Philippe Garraud, « Contribution à une sociologie des politiques publiques «, L'Année sociologique, vol. 40, 1990, PUF p. 31.

14.

Ibid p. 27.

15.

Ibid p. 19-20.

16.

Il s’agit des candidats Jacques Chirac, Lionel Jospin et Edouard Balladur. Source : François Ernenwein et Robert Migliorini, « Chirac, Jospin, Balladur en force contre l’exclusion », La Croix, 29 mars 1995.

17.

Un colloque consacré à la lutte contre la pauvreté et l'exclusion est organisé le 27 mars 1995 à l'initiative du collectif Alerte, de La Croix et de France Inter. Lors de ce colloque, les principaux candidats à l'élection présidentielle, Jacques Chirac et Lionel Jospin, prennent l'engagement de faire adopter une loi d'orientation pour réduire la « fracture sociale «. Elu Président de la République, Jacques Chirac confie la mission au Premier Ministre M. Alain Juppé d'élaborer le projet de loi sur la cohésion nationale.

18.

Chaque équipe gouvernementale donne une dénomination particulière à son initiative.

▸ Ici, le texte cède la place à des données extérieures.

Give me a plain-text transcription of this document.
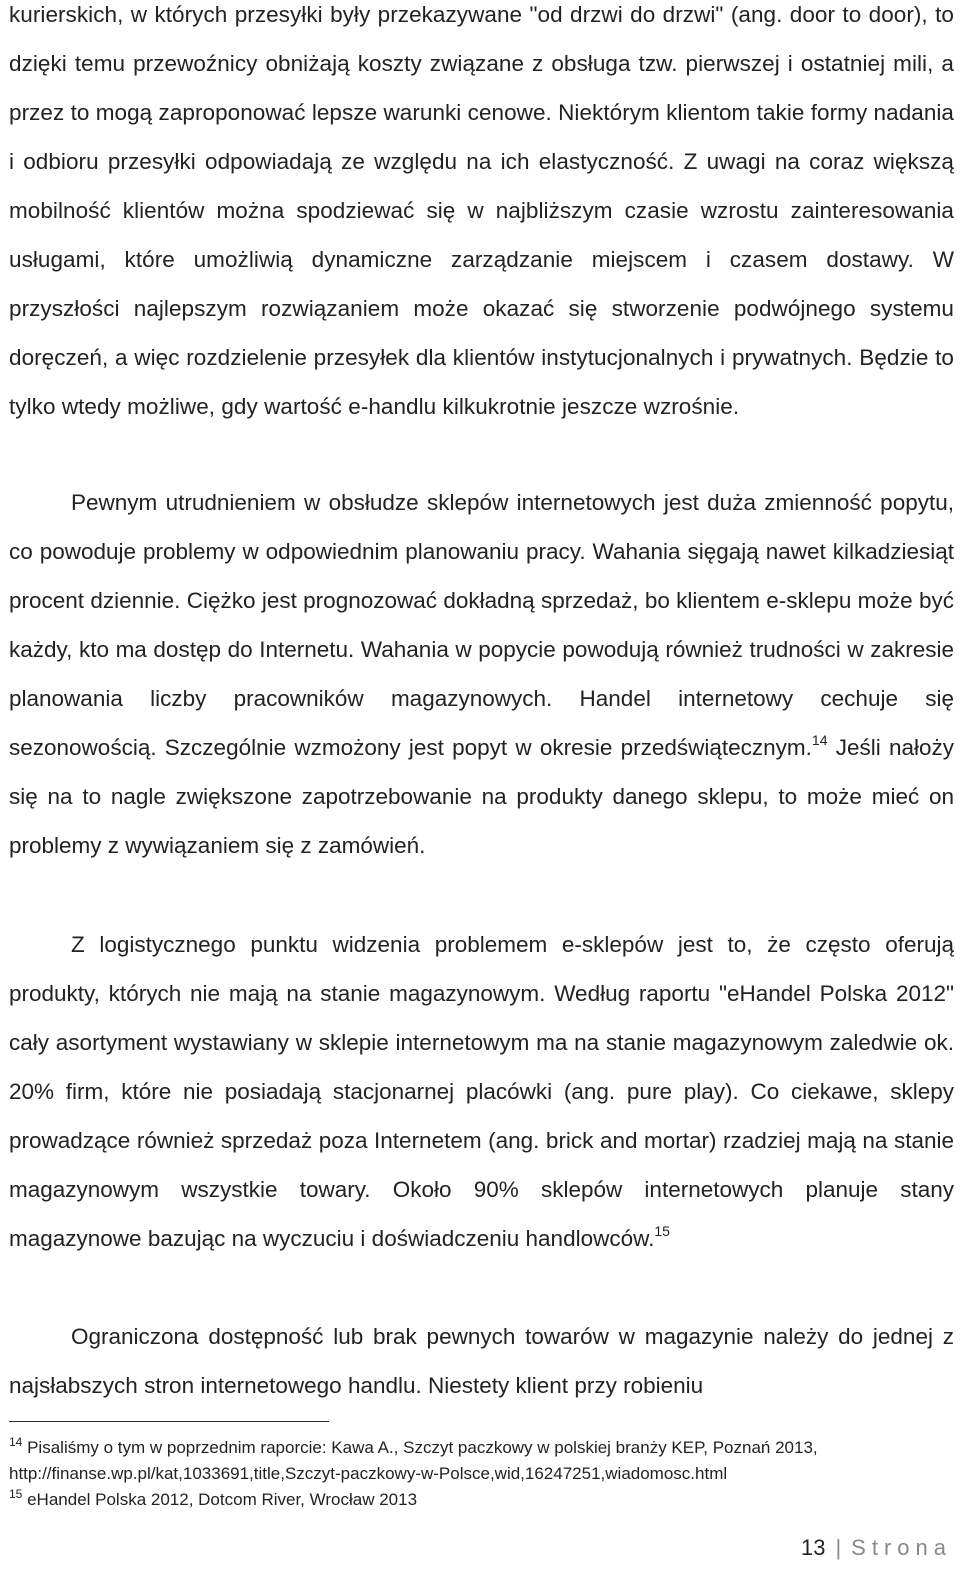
kurierskich, w których przesyłki były przekazywane "od drzwi do drzwi" (ang. door to door), to dzięki temu przewoźnicy obniżają koszty związane z obsługa tzw. pierwszej i ostatniej mili, a przez to mogą zaproponować lepsze warunki cenowe. Niektórym klientom takie formy nadania i odbioru przesyłki odpowiadają ze względu na ich elastyczność. Z uwagi na coraz większą mobilność klientów można spodziewać się w najbliższym czasie wzrostu zainteresowania usługami, które umożliwią dynamiczne zarządzanie miejscem i czasem dostawy. W przyszłości najlepszym rozwiązaniem może okazać się stworzenie podwójnego systemu doręczeń, a więc rozdzielenie przesyłek dla klientów instytucjonalnych i prywatnych. Będzie to tylko wtedy możliwe, gdy wartość e-handlu kilkukrotnie jeszcze wzrośnie.

Pewnym utrudnieniem w obsłudze sklepów internetowych jest duża zmienność popytu, co powoduje problemy w odpowiednim planowaniu pracy. Wahania sięgają nawet kilkadziesiąt procent dziennie. Ciężko jest prognozować dokładną sprzedaż, bo klientem e-sklepu może być każdy, kto ma dostęp do Internetu. Wahania w popycie powodują również trudności w zakresie planowania liczby pracowników magazynowych. Handel internetowy cechuje się sezonowością. Szczególnie wzmożony jest popyt w okresie przedświątecznym.$^{14}$ Jeśli nałoży się na to nagle zwiększone zapotrzebowanie na produkty danego sklepu, to może mieć on problemy z wywiązaniem się z zamówień.

Z logistycznego punktu widzenia problemem e-sklepów jest to, że często oferują produkty, których nie mają na stanie magazynowym. Według raportu "eHandel Polska 2012" cały asortyment wystawiany w sklepie internetowym ma na stanie magazynowym zaledwie ok. 20% firm, które nie posiadają stacjonarnej placówki (ang. pure play). Co ciekawe, sklepy prowadzące również sprzedaż poza Internetem (ang. brick and mortar) rzadziej mają na stanie magazynowym wszystkie towary. Około 90% sklepów internetowych planuje stany magazynowe bazując na wyczuciu i doświadczeniu handlowców.$^{15}$

Ograniczona dostępność lub brak pewnych towarów w magazynie należy do jednej z najsłabszych stron internetowego handlu. Niestety klient przy robieniu

$^{14}$ Pisaliśmy o tym w poprzednim raporcie: Kawa A., Szczyt paczkowy w polskiej branży KEP, Poznań 2013, http://finanse.wp.pl/kat,1033691,title,Szczyt-paczkowy-w-Polsce,wid,16247251,wiadomosc.html

$^{15}$ eHandel Polska 2012, Dotcom River, Wrocław 2013

13 | Strona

Le gouvernement du Premier ministre Alain Juppé dénomme le sien « projet de loi de renforcement de la cohésion sociale », tandis que le gouvernement de Lionel Jospin l’intitule « projet de loi relatif à la lutte contre les exclusions ».

19.

Jacques Chirac, Président de la République ; le Premier ministre, Lionel Jospin ; la ministre de l'emploi et de la solidarité, Martine Aubry ; le garde des sceaux, ministre de la justice, Elisabeth Guigou ; le ministre de l'éducation nationale, de la recherche et de la technologie, Claude Allègre ; le ministre de l'intérieur, Jean-Pierre Chevènement ; le ministre de l'économie, des finances et de l'industrie, Dominique Strauss-Kahn ; le ministre de l'équipement, des transports et du logement, Jean-Claude Gayssot ; la ministre de la culture et de la communication, Catherine Trautmann ; le ministre de l'agriculture et de la pêche, Louis Le Pensec ; la ministre de la jeunesse et des sports, Marie-George Buffet ; la ministre déléguée chargée de l'enseignement scolaire, Ségolène Royal ; le secrétaire d'Etat à la santé, Bernard Kouchner ; le secrétaire d'Etat à l'outre-mer, Jean-Jack Queyranne ; le secrétaire d'Etat au budget, Christian Sautter ; la secrétaire d'Etat aux petites et moyennes entreprises, au commerce et à l'artisanat, Marylise Lebranchu et Le secrétaire d'Etat au logement, Louis Besson.